Dijo que su papá estaba pensando en vender la camioneta y su hermano en vender lo que pudiera, y que gracias a la colecta eso ya no sería necesario. Reconoció que llevaba un año entero peleando contra la enfermedad, gastándose física, emocional y económicamente, y que por primera vez desde enero él y su familia podían respirar. “Estos días ni siquiera nos hemos acordado de todo lo que ha pasado, porque estuvimos centrados en la alegría”, dijo.
Y remató con algo que debería quedar grabado, que está convencido de que esta pesadilla está por terminar y que, gracias a la ayuda de miles de desconocidos, esa quimioterapia podría ser la última. Agradeció a todos, y claro, celebró que no tuvo que empeñar la Xbox.
Estas dos historias, separadas por años y plataformas distintas, muestran algo que solemos olvidar cuando analizamos el lado oscuro de las redes.
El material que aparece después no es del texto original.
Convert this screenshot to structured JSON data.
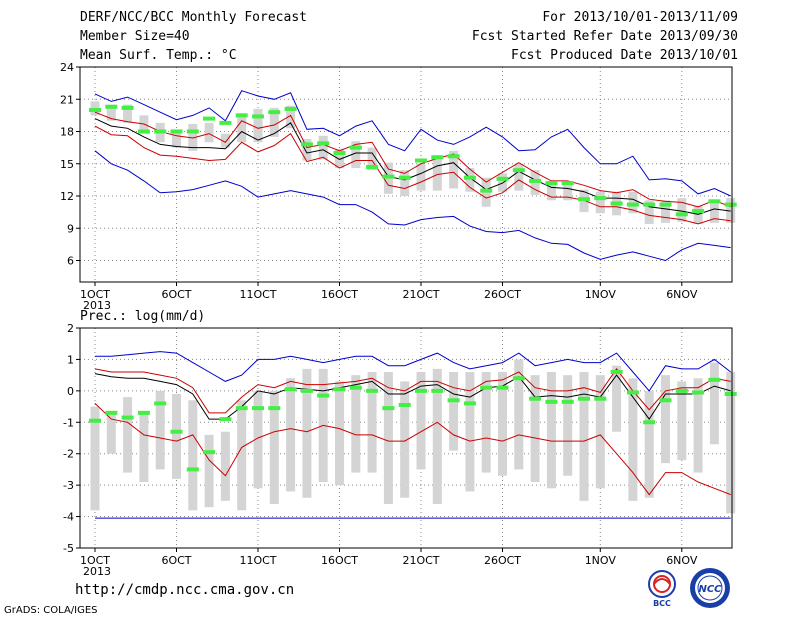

El mismo territorio donde se reproduce el odio, donde abundan los acechadores y donde cualquier error se vuelve carne fresca para los depredadores, también es el lugar donde las personas pueden coordinarse para hacer el bien sin pedir permiso, sin esperar reconocimiento y sin exigir nada a cambio.
Ese es el verdadero Serengueti digital. No es sólo selva ni sólo luz. Es un ecosistema impredecible donde la crueldad convive con una capacidad de empatía que aparece cuando menos lo esperamos. Y quizá, a pesar de todo lo que he dicho sobre sus sombras, lo más honesto es admitir que estos destellos valen la pena y nos regresan esa fe en la humanidad.
Porque nos recuerdan que todavía hay personas que no están dispuestas a abandonar a un desconocido. Personas capaces de romper su propio “juego” para salvar a alguien que ni siquiera conocen.
En un mundo donde la violencia suele ganar la conversación, estas luces no son excepción, son recordatorio, de que el Serengueti digital no sólo muerde, a veces, sólo a veces, también cura.